Mindfulness looks at various ways to cultivate a more enlightened engagement between and among people, exemplified in the emphasis on such considerations as mindful speech, mindful action and mindful effort, among others. Such temperance cools angry minds and can mend dichotomous divides.
Times are ripe for mindfulness, love and a more inclusive heart space for which our clients and society at large are in desperate need. Former Secretary of Homeland Security Michael Chertoff recently predicted that due to heightened hyperbolic rhetoric, our country will see more hate speech and hate crimes. "We're going to see, I'm afraid, a rise in extreme right-wing and left-wing violence because…as you dial up the rhetoric and you use violent imagery and language that's aggressive and hateful, that empowers a certain segment of the society to act out," Chertoff said, "I'm afraid we're going to start to begin to see an uptick of things we've seen, for example, like in Charlottesville."

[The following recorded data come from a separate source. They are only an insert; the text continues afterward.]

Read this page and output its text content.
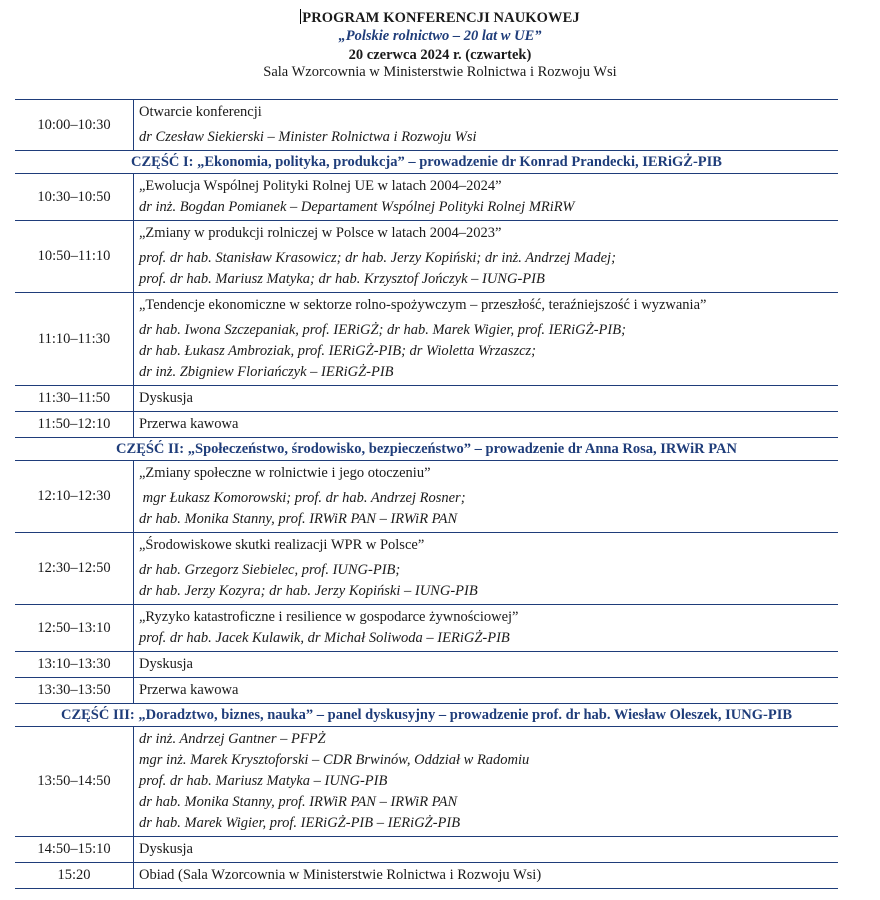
PROGRAM KONFERENCJI NAUKOWEJ
„Polskie rolnictwo – 20 lat w UE”
20 czerwca 2024 r. (czwartek)
Sala Wzorcownia w Ministerstwie Rolnictwa i Rozwoju Wsi
10:00–10:30	Otwarcie konferencji
dr Czesław Siekierski – Minister Rolnictwa i Rozwoju Wsi

CZĘŚĆ I: „Ekonomia, polityka, produkcja” – prowadzenie dr Konrad Prandecki, IERiGŻ-PIB	
10:30–10:50	„Ewolucja Wspólnej Polityki Rolnej UE w latach 2004–2024”
dr inż. Bogdan Pomianek – Departament Wspólnej Polityki Rolnej MRiRW

10:50–11:10	„Zmiany w produkcji rolniczej w Polsce w latach 2004–2023”
prof. dr hab. Stanisław Krasowicz; dr hab. Jerzy Kopiński; dr inż. Andrzej Madej;
prof. dr hab. Mariusz Matyka; dr hab. Krzysztof Jończyk – IUNG-PIB

11:10–11:30	„Tendencje ekonomiczne w sektorze rolno-spożywczym – przeszłość, teraźniejszość i wyzwania”
dr hab. Iwona Szczepaniak, prof. IERiGŻ; dr hab. Marek Wigier, prof. IERiGŻ-PIB;
dr hab. Łukasz Ambroziak, prof. IERiGŻ-PIB; dr Wioletta Wrzaszcz;
dr inż. Zbigniew Floriańczyk – IERiGŻ-PIB

11:30–11:50	Dyskusja
11:50–12:10	Przerwa kawowa
CZĘŚĆ II: „Społeczeństwo, środowisko, bezpieczeństwo” – prowadzenie dr Anna Rosa, IRWiR PAN	
12:10–12:30	„Zmiany społeczne w rolnictwie i jego otoczeniu”
mgr Łukasz Komorowski; prof. dr hab. Andrzej Rosner;
dr hab. Monika Stanny, prof. IRWiR PAN – IRWiR PAN

12:30–12:50	„Środowiskowe skutki realizacji WPR w Polsce”
dr hab. Grzegorz Siebielec, prof. IUNG-PIB;
dr hab. Jerzy Kozyra; dr hab. Jerzy Kopiński – IUNG-PIB

12:50–13:10	„Ryzyko katastroficzne i resilience w gospodarce żywnościowej”
prof. dr hab. Jacek Kulawik, dr Michał Soliwoda – IERiGŻ-PIB

13:10–13:30	Dyskusja
13:30–13:50	Przerwa kawowa
CZĘŚĆ III: „Doradztwo, biznes, nauka” – panel dyskusyjny – prowadzenie prof. dr hab. Wiesław Oleszek, IUNG-PIB	
13:50–14:50	dr inż. Andrzej Gantner – PFPŻ
mgr inż. Marek Krysztoforski – CDR Brwinów, Oddział w Radomiu
prof. dr hab. Mariusz Matyka – IUNG-PIB
dr hab. Monika Stanny, prof. IRWiR PAN – IRWiR PAN
dr hab. Marek Wigier, prof. IERiGŻ-PIB – IERiGŻ-PIB

14:50–15:10	Dyskusja
15:20	Obiad (Sala Wzorcownia w Ministerstwie Rolnictwa i Rozwoju Wsi)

During these precipitous times, in the absence of "universal love and respect expressed by all people for all people," and as wealth disparity, hopelessness, confusion and delusion are contributing to epidemics of anxiety and depression worldwide, it may be wise to embrace the power of mindfulness as a highly effective tool in psychotherapy and earnestly promote love as a vital humanistic agent of change and elemental healing balm.
While we cannot capture the peacefulness of the woods, we can carry its space of mindful presence and love into the contemporary world.